16. CO2-Bepreisung klimagerecht umsetzen und mit Öko-Bonus für sozialen Ausgleich verbinden. Die Bundesregierung sollte an diesem zentralen Instrument unbedingt festhalten, wie es auch das WIFO empfiehlt, und die CO2-Bepreisung samt Öko-Bonus in den
kommenden Jahren schrittweise weiter ausbauen, um die Abhängigkeit von Öl und Gas zu reduzieren. Zugleich müssen Bund und Länder ihren Einsatz gegen die Energiearmut verstärken. Für besonders betroffene Unternehmen im Nicht-Emissionshandelssektor ist eine Härtefallregelung vorgesehen, die treffsicher auszugestalten ist.

17. Kurzfristig kann eine Windfall-Profit Steuer, wie von der EU-Kommission vorgeschlagen, wichtige Klimaschutzmaßnahmen finanzieren helfen. Besteuert werden dabei hohe “Zufallsgewinne” von Energiekonzernen in Zeiten hoher Energiepreise. EU-weit rechnet die Internationale Energieagentur mit “Windfall-Profits” in Höhe von 200 Milliarden Euro. Die Steuer würde auch preisdämpfend wirken, weil damit der Anreiz für Preiserhöhungen sinkt.

18. Umweltrecht qualitativ stärken: Mehr Ressourcen für Behörden und Gerichte, Vorlegen besserer Unterlagen sowie von klima- und naturverträglichen Planungen durch Projektbetreiber in der Umweltverträglichkeitsprüfung (UVP).

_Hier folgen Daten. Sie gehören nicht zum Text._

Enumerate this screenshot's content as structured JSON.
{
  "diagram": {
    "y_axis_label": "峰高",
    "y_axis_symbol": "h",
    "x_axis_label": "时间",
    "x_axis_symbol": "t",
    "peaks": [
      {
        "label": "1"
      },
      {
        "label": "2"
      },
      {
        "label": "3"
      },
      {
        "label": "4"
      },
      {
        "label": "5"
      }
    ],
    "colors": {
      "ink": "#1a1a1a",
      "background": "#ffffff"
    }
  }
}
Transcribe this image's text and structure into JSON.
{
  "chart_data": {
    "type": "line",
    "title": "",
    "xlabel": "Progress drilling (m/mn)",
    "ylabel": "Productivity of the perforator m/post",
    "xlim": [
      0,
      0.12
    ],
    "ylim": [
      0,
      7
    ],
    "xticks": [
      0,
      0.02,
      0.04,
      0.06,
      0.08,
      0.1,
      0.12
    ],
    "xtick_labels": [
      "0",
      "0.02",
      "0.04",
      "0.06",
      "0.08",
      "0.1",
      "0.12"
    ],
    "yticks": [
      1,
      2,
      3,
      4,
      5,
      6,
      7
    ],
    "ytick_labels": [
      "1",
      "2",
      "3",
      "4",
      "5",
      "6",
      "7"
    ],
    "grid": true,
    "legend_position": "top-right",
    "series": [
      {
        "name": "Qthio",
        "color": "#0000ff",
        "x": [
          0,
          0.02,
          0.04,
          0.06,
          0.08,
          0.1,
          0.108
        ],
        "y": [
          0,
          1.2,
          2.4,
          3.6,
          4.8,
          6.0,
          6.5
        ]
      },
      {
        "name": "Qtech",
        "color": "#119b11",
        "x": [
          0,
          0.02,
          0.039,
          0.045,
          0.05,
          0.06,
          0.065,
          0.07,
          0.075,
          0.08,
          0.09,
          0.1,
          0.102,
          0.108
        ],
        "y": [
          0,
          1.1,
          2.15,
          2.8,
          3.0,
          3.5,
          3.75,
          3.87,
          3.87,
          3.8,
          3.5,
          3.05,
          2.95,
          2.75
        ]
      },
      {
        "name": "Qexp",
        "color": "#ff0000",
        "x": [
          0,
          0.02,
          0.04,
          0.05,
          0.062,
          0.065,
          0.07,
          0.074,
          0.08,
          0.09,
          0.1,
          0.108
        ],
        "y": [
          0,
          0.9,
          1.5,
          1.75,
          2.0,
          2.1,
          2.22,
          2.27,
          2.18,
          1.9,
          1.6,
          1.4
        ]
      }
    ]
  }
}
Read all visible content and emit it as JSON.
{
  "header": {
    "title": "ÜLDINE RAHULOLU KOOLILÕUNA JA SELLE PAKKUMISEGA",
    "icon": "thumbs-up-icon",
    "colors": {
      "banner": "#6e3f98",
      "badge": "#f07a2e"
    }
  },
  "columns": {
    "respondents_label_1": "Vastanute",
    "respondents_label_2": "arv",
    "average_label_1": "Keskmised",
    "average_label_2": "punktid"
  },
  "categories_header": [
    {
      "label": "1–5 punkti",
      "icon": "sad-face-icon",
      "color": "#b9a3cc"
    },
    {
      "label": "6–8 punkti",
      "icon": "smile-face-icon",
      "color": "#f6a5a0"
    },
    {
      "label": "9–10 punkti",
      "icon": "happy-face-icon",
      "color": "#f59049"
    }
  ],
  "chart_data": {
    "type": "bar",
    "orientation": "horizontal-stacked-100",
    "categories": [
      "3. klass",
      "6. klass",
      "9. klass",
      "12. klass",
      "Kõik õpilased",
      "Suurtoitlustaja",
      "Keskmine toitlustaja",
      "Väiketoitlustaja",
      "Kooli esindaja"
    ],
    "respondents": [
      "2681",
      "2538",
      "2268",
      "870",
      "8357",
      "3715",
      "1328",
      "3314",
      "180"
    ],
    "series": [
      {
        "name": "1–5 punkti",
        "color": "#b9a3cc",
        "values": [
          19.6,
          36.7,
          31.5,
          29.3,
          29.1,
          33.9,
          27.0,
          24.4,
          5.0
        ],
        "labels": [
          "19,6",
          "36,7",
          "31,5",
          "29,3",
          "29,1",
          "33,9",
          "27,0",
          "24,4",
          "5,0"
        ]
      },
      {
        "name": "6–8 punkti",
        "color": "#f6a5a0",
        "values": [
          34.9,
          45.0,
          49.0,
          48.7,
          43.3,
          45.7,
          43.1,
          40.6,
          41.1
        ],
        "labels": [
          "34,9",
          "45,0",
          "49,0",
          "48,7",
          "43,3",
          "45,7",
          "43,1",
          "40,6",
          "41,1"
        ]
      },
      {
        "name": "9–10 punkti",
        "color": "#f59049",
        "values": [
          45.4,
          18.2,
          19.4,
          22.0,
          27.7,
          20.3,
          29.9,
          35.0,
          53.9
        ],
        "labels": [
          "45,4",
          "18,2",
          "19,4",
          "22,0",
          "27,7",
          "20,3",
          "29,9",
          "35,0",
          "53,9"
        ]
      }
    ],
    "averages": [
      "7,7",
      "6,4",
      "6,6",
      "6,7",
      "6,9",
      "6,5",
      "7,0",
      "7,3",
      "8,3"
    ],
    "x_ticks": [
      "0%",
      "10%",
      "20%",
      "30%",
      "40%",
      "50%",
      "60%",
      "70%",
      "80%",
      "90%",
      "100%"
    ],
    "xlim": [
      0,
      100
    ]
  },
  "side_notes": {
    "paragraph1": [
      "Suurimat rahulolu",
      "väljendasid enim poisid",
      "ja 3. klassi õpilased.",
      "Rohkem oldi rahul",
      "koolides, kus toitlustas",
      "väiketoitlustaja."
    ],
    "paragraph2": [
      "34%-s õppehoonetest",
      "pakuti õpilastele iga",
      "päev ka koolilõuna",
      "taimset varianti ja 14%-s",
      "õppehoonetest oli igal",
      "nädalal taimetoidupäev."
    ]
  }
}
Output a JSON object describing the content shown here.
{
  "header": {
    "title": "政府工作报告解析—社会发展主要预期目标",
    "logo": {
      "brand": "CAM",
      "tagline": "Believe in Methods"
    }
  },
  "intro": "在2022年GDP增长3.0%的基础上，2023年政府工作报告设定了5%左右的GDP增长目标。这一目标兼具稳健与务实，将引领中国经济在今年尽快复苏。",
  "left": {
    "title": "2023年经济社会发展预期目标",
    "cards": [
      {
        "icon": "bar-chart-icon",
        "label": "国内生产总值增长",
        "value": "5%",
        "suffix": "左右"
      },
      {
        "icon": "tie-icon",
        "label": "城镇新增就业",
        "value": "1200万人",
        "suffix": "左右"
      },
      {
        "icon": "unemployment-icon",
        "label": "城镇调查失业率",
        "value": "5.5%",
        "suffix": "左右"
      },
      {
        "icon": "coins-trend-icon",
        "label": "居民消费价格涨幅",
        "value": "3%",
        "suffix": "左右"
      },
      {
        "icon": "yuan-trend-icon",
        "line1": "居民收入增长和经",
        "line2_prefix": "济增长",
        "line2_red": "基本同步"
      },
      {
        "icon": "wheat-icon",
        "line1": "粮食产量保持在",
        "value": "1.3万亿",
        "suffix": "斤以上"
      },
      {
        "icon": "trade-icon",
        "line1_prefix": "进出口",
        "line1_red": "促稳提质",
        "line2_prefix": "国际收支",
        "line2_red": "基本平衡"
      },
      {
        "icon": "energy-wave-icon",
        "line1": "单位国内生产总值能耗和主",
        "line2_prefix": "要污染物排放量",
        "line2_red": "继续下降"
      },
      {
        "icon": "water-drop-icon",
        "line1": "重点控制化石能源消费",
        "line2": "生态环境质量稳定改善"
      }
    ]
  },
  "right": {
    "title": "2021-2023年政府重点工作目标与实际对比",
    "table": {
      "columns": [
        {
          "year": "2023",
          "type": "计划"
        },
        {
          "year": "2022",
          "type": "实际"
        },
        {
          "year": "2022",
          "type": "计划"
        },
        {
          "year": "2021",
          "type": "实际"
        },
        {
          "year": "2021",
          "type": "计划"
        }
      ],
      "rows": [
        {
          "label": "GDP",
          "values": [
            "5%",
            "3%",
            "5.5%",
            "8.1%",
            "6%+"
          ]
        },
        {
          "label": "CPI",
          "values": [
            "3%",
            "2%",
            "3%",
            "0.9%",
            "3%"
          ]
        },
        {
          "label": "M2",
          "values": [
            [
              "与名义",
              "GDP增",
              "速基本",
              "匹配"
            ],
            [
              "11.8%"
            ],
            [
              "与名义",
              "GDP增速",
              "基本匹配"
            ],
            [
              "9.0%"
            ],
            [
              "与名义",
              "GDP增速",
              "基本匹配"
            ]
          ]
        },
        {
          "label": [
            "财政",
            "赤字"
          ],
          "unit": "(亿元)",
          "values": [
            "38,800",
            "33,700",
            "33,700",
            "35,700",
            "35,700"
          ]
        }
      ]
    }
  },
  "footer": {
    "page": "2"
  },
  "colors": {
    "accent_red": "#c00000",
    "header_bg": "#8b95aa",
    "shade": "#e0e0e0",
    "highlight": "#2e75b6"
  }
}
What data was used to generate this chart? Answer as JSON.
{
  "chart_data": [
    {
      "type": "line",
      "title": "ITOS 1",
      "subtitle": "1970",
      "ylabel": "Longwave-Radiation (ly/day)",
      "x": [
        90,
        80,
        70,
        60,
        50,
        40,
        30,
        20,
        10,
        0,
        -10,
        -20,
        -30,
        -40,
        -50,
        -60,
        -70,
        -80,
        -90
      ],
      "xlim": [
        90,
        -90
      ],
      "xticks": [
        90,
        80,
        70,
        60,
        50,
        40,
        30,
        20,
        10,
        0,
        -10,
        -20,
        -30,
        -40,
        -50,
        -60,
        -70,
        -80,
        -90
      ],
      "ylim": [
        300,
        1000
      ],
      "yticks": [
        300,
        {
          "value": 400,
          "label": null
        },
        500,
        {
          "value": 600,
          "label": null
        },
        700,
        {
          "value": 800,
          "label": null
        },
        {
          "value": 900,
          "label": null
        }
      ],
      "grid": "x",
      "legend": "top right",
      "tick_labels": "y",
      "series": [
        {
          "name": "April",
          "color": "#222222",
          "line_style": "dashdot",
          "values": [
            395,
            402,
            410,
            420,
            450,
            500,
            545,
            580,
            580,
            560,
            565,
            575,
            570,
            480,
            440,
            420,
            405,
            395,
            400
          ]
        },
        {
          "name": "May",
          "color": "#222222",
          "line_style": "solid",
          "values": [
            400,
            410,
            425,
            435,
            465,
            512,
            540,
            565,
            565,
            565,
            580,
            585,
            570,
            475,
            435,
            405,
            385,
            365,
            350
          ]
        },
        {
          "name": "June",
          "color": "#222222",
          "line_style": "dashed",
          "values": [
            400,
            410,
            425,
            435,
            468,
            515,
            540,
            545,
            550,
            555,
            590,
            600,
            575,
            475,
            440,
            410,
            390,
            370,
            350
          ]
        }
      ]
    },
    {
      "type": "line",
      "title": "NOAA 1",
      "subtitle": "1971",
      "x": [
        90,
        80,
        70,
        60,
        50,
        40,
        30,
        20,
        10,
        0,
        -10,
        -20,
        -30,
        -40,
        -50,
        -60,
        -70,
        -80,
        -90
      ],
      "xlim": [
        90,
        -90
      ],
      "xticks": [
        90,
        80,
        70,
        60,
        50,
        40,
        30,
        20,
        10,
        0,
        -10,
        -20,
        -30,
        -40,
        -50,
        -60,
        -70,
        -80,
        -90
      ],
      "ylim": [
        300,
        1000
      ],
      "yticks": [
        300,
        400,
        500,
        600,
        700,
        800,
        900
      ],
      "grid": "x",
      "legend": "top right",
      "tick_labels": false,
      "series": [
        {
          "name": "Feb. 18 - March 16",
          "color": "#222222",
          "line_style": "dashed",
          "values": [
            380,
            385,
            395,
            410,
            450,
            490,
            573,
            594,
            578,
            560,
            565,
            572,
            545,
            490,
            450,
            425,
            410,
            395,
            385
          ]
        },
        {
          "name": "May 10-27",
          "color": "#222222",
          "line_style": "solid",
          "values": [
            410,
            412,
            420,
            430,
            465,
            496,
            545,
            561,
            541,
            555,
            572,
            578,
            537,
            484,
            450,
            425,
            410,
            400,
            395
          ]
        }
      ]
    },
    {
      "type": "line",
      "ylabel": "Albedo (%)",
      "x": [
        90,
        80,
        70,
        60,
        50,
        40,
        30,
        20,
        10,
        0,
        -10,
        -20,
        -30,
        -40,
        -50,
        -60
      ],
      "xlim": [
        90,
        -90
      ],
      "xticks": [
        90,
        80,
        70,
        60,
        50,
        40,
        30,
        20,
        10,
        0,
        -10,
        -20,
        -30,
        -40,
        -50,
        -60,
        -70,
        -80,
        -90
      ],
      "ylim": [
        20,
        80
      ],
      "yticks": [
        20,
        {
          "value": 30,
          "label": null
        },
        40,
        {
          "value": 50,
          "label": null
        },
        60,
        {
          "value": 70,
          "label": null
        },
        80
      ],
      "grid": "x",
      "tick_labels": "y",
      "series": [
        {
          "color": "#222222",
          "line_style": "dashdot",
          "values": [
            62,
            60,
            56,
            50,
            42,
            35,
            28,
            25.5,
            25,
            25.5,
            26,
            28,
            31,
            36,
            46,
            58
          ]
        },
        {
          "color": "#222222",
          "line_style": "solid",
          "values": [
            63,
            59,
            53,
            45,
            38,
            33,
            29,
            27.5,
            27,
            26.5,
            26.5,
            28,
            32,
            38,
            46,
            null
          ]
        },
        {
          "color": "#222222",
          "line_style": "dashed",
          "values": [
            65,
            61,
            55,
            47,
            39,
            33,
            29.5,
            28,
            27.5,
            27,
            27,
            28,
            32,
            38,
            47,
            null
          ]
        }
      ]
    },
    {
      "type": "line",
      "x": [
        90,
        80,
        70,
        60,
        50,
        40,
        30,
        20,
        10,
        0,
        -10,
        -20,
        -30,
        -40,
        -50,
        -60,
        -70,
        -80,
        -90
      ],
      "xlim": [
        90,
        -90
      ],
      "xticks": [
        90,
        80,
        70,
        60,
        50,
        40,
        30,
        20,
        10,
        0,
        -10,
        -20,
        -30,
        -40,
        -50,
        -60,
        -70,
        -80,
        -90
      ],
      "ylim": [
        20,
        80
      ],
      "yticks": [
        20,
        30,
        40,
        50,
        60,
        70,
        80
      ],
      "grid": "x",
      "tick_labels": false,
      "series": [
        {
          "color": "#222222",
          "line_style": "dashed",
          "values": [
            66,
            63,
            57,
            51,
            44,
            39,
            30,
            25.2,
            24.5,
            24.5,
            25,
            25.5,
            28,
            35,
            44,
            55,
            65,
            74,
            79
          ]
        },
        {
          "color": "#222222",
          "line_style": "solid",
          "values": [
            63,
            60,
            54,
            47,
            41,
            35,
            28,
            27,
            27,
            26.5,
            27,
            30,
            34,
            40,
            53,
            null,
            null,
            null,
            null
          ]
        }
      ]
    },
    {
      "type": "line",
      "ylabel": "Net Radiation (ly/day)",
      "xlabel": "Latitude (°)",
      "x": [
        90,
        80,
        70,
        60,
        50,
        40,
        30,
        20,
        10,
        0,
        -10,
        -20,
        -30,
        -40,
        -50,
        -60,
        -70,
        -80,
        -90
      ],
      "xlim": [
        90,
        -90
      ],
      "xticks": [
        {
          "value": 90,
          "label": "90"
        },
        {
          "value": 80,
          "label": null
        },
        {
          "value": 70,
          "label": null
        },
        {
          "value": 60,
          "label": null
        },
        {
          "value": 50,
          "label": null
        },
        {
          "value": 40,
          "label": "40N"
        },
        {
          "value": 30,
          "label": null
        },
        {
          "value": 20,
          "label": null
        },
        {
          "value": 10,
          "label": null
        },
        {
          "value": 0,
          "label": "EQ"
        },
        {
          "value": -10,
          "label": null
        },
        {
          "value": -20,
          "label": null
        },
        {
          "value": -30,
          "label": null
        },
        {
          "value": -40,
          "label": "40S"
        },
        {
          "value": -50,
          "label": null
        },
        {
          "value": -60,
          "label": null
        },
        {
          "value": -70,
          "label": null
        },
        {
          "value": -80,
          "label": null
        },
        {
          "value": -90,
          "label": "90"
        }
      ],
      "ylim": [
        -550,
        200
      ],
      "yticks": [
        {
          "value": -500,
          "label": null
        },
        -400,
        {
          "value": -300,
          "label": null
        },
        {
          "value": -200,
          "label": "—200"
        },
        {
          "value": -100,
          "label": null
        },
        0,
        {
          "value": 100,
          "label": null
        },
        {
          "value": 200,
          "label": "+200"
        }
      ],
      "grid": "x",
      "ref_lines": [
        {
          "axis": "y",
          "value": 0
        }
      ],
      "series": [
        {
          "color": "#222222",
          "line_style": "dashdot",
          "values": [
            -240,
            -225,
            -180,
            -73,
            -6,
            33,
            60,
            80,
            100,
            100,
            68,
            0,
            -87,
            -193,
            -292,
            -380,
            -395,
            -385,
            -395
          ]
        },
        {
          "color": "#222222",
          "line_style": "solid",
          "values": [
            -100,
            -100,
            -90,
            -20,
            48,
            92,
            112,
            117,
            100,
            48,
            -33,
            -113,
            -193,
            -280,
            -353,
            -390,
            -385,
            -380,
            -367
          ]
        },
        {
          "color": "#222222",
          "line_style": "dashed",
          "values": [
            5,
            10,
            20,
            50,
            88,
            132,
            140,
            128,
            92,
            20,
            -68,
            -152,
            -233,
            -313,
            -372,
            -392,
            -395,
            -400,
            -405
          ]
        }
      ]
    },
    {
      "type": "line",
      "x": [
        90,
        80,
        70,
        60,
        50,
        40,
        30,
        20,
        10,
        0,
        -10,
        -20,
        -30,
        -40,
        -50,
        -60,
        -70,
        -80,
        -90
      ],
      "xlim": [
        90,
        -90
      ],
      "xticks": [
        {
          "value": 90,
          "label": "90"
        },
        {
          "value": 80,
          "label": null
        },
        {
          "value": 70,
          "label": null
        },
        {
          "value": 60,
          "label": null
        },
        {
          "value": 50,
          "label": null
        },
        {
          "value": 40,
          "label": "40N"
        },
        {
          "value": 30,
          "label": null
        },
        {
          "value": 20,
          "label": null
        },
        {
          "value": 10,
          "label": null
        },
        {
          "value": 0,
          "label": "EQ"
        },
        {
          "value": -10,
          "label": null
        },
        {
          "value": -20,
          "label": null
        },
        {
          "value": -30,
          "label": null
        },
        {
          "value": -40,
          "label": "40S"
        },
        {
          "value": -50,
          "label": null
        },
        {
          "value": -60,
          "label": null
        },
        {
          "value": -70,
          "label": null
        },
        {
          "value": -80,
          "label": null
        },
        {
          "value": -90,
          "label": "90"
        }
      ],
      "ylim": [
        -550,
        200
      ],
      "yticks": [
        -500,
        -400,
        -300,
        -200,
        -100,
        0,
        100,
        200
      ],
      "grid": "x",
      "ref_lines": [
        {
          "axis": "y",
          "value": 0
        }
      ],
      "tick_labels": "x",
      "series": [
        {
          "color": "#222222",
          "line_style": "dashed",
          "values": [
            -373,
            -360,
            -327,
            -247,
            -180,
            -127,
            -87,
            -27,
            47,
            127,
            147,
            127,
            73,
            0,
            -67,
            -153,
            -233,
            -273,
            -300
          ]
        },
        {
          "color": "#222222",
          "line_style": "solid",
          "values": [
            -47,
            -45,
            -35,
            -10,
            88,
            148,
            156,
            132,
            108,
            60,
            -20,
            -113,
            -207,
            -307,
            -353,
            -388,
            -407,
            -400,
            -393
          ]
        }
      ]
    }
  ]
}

19. Ökosysteme schützen und renaturieren: Die Bundesregierung sollte bis Juni 2022 ein eigenes Maßnahmenpaket für den Schutz und die Renaturierung wertvoller Lebensräume vorlegen (Wälder, Moore, Flüsse etc.). Dies würde nicht nur die Biodiversitätskrise eindämmen, sondern auch das Potenzial zur CO2-Aufnahme erhöhen. Um die Klimaneutralität zu schaffen, muss das CO2-Senken-Management in Österreich deutlich verbessert werden.

20. Klimagerechten Wandel sicherstellen: Alle Maßnahmen müssen sozial gerecht und treffsicher sein. Arbeitnehmer*innen sind bei der Umsetzung des Ausstiegs aus Öl und Gas und des Umstiegs auf klimafreundliche Lösungen im Sinne einer “Just Transition” einzubinden.